Metabolic reprogramming by the pyruvate kinase M2 isoform is associated with cell proliferation and reactive oxygen species (ROS) defenses. 2,3,7,8-Tetrachlorodibenzo-p-dioxin (TCDD), an environmental contaminant that induces ROS and hepatotoxicity, dose-dependently induces pyruvate kinase muscle isoform M2 (PKM2) in the liver. To further investigate its role in combating TCDD hepatotoxicity, a Pkm^ΔDRE mouse was constructed lacking the dioxin response element mediating aryl hydrocarbon receptor (AHR) induction.

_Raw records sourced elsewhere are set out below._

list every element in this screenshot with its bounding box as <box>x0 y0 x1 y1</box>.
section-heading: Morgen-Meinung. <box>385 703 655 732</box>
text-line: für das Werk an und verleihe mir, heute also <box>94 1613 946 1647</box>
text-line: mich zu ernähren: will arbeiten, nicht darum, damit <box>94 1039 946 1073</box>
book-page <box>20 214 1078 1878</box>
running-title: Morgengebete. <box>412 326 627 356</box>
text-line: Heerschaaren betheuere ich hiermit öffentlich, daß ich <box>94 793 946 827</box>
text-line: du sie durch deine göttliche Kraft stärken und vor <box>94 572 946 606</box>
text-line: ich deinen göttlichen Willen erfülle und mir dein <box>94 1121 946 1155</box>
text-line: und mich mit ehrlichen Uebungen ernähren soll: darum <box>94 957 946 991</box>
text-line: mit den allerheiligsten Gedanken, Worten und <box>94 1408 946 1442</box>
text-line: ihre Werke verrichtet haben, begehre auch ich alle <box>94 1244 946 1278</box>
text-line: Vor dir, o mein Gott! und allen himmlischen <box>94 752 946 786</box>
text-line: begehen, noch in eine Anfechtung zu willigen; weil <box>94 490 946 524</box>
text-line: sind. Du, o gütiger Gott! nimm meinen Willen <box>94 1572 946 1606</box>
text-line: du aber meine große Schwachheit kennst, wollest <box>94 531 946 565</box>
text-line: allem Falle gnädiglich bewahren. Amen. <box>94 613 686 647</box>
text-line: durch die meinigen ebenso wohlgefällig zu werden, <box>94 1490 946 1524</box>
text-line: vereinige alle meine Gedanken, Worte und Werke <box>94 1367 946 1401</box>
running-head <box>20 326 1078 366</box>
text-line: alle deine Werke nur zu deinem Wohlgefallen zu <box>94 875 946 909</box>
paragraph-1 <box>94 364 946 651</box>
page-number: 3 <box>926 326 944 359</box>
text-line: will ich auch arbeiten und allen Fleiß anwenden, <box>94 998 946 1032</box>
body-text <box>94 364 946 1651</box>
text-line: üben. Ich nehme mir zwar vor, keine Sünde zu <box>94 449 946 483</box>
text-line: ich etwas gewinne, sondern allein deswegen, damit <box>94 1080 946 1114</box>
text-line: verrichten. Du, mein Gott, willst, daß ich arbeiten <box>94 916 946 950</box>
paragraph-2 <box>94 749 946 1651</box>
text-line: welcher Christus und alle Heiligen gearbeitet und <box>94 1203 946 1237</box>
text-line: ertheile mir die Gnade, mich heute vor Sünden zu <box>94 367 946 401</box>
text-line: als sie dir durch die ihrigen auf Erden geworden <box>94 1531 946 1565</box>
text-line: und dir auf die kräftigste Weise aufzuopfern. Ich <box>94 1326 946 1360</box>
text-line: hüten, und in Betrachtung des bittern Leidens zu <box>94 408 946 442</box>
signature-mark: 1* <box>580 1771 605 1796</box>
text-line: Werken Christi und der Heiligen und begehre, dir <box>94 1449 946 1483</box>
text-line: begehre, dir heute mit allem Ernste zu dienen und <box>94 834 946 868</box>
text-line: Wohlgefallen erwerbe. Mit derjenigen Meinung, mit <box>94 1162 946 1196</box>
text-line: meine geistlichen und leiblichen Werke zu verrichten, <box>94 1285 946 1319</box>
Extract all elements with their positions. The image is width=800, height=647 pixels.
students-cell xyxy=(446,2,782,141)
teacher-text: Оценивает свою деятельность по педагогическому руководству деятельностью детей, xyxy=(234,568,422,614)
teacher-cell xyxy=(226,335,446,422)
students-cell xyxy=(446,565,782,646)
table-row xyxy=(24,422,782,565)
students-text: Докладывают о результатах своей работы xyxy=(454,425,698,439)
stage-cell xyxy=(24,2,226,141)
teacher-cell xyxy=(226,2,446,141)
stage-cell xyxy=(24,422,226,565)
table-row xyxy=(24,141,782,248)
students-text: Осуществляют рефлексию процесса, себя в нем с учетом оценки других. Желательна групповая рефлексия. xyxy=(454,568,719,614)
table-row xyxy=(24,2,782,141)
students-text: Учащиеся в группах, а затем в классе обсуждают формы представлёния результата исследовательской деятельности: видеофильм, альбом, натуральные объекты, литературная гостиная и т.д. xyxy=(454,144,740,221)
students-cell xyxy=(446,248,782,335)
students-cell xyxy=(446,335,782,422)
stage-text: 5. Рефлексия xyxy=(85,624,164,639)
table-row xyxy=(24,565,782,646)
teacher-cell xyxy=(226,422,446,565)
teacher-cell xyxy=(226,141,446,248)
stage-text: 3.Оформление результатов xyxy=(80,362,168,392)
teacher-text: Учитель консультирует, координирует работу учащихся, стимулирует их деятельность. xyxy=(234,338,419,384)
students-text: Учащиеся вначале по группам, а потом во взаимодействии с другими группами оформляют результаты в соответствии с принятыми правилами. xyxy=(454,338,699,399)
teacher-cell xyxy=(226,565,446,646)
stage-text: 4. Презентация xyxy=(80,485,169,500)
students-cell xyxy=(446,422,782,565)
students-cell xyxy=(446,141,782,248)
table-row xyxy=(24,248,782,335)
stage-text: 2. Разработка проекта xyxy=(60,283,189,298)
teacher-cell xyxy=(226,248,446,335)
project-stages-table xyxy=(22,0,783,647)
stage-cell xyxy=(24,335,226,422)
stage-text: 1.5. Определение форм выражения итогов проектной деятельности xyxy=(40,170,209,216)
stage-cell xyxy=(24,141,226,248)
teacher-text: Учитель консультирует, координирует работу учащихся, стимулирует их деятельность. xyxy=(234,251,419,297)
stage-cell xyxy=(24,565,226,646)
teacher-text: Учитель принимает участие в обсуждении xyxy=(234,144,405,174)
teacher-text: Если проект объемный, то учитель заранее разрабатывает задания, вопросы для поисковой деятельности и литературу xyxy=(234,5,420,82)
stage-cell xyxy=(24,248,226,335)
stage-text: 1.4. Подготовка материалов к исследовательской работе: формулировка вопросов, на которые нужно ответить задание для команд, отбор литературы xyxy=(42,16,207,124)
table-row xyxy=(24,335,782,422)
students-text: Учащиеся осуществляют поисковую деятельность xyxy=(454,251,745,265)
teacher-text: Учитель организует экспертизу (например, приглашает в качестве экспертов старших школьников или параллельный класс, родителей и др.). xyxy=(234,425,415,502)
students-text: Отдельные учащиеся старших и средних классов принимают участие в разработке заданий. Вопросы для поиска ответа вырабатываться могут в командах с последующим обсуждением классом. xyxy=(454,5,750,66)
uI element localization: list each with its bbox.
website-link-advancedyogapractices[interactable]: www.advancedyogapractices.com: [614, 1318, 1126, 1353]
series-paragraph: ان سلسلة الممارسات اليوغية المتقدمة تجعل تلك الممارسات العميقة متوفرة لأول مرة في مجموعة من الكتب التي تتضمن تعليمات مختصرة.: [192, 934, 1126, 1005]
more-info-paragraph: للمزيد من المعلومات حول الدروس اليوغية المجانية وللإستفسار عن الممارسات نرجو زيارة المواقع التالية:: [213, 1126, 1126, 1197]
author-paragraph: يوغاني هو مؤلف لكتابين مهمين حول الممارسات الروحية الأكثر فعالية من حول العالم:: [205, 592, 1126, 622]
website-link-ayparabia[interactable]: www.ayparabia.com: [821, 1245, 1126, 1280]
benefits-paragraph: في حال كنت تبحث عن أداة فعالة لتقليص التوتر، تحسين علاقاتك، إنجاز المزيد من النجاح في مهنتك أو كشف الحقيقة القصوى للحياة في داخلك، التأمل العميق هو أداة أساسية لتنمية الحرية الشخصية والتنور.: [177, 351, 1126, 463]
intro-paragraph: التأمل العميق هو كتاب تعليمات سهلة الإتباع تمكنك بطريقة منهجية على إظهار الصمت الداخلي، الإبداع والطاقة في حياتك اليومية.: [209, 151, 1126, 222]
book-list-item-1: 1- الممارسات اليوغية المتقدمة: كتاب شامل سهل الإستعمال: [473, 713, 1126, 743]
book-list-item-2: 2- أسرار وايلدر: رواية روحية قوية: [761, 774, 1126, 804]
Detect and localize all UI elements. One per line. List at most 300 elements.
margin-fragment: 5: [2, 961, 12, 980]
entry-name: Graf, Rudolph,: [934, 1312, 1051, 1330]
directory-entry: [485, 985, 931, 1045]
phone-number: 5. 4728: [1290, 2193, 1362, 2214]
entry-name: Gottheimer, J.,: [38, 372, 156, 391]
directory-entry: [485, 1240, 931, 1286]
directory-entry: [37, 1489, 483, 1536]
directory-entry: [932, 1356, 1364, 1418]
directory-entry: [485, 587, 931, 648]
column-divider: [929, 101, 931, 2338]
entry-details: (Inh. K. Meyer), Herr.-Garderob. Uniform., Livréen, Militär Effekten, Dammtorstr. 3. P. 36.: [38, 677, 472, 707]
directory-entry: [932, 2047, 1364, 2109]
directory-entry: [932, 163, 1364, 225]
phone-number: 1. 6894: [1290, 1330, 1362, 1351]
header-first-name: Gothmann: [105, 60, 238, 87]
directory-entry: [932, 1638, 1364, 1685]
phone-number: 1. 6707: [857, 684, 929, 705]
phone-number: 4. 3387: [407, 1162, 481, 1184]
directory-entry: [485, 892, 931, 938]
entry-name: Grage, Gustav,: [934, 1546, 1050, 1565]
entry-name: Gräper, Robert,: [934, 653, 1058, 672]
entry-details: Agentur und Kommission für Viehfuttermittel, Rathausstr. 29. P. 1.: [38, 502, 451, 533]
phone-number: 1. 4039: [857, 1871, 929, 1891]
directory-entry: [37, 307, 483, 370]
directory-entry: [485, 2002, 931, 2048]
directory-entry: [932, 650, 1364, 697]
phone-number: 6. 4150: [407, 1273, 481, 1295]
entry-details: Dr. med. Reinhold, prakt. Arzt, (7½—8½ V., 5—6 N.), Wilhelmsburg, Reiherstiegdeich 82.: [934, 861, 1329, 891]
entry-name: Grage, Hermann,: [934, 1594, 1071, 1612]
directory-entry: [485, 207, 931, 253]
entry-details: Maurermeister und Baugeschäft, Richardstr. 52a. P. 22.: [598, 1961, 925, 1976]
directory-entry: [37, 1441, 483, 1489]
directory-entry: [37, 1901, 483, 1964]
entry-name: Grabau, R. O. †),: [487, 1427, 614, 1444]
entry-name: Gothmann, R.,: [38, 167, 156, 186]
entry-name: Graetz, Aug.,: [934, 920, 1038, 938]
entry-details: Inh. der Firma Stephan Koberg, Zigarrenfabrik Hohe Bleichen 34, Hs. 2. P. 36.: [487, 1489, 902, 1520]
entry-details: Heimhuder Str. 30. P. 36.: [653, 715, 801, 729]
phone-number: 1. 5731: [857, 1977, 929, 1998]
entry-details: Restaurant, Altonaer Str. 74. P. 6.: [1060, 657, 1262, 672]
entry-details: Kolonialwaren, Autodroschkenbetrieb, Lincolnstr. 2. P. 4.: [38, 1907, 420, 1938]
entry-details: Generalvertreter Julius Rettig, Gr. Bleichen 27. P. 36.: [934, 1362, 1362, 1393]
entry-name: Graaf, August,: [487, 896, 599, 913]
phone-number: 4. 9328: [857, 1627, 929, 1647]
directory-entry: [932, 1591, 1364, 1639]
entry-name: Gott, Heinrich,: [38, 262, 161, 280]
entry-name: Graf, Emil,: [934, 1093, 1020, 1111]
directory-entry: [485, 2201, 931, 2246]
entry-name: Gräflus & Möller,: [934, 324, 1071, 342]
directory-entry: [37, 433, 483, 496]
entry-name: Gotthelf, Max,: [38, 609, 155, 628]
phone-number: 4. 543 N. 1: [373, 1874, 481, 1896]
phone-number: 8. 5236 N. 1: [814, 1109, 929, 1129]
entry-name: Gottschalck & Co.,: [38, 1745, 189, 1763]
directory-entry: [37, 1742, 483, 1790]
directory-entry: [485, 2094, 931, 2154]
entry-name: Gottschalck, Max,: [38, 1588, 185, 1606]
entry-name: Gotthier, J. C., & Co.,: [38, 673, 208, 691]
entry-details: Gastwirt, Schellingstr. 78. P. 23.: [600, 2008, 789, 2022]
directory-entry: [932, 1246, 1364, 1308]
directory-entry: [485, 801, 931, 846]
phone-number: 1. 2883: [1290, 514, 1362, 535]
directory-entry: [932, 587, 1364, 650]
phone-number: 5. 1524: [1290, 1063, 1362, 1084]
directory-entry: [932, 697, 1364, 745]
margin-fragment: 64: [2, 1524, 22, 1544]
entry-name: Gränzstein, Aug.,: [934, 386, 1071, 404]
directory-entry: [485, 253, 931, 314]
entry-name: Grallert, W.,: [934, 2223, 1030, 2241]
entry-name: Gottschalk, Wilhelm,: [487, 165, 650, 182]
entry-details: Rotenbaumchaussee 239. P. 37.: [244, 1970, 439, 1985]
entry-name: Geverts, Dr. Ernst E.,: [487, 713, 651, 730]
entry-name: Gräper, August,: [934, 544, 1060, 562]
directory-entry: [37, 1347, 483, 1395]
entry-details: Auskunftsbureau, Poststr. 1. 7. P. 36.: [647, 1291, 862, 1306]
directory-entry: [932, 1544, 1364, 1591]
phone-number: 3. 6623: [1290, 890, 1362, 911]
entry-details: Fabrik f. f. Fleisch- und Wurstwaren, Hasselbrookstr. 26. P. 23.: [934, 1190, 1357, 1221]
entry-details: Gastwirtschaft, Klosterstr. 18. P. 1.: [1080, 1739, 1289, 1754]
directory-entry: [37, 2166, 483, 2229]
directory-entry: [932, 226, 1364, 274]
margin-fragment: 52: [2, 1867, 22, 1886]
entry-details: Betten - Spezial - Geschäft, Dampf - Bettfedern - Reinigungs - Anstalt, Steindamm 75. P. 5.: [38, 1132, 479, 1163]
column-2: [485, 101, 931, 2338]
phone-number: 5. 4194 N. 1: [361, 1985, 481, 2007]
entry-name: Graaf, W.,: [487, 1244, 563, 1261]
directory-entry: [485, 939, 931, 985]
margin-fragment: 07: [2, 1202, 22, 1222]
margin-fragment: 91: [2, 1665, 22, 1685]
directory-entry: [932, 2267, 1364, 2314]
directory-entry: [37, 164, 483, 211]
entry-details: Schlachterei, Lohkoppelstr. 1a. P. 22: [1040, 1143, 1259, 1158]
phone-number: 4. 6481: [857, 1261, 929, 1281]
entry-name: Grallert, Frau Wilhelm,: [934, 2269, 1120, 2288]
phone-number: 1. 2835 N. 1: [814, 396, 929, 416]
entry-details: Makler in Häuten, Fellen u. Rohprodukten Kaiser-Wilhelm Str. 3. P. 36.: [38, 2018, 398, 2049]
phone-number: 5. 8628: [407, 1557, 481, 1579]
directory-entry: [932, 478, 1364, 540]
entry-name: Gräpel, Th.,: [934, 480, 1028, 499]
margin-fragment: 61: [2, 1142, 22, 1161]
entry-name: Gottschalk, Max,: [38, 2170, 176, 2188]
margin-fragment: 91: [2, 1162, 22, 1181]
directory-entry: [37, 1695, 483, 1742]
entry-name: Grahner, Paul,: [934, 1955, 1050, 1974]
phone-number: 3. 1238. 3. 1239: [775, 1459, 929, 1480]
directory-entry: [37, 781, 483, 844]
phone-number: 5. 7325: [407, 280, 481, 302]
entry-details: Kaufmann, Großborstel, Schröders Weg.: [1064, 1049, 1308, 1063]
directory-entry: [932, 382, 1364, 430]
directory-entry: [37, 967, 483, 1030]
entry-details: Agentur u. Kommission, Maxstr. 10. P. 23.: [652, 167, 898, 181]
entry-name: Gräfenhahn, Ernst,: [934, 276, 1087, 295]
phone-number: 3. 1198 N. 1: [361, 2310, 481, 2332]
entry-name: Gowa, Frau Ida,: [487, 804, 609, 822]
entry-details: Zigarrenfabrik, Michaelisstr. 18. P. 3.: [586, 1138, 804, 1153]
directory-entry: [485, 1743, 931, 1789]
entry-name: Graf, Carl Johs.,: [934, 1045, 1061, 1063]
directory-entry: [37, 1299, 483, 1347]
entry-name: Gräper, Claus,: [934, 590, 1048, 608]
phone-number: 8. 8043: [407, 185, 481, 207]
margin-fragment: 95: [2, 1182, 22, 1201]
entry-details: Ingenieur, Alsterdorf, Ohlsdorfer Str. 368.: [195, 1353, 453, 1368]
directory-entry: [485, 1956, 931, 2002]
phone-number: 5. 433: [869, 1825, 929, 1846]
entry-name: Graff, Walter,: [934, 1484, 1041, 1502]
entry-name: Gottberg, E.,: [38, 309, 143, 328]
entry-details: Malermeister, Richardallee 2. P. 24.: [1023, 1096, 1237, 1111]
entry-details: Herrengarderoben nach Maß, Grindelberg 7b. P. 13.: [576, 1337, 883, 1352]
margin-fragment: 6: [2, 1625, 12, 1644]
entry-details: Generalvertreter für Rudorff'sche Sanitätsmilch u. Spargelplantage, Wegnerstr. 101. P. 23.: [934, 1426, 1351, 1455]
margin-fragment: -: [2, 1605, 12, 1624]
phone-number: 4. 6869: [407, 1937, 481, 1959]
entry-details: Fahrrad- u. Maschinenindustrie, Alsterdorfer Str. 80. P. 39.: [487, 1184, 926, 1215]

TCDD failed to induce hepatic PKM2 in Pkm^ΔDRE mice and in primary hepatocytes isolated from an AHR knockout model (AHR^V375Afl/flAlb-Cre^ERT2), demonstrating induction is AHR dependent. Both wild-type (WT) and Pkm^ΔDRE mice exhibited dose-dependent increases in liver weight after treatment with TCDD every 4 days for 28 days. Glutathione (GSH) levels increased in WT mice while oxidized glutathione (GSSG) levels increased in both models with a 24-fold decrease in the GSH/GSSG ratio in Pkm^ΔDRE mice suggesting lower antioxidant and recycling capacity. Moreover, TCDD-induced fibrosis was more severe in Pkm^ΔDRE mice while Pkm^ΔDRE hepatocytes exhibited greater cytotoxicity following co-treatment with TCDD and hydrogen peroxide. TCDD also induced PKM2 in human HepaRG™ cells with AHR enrichment at a conserved DRE core within the locus. These results suggest AHR-mediated PKM2 induction is a novel antioxidant response to TCDD.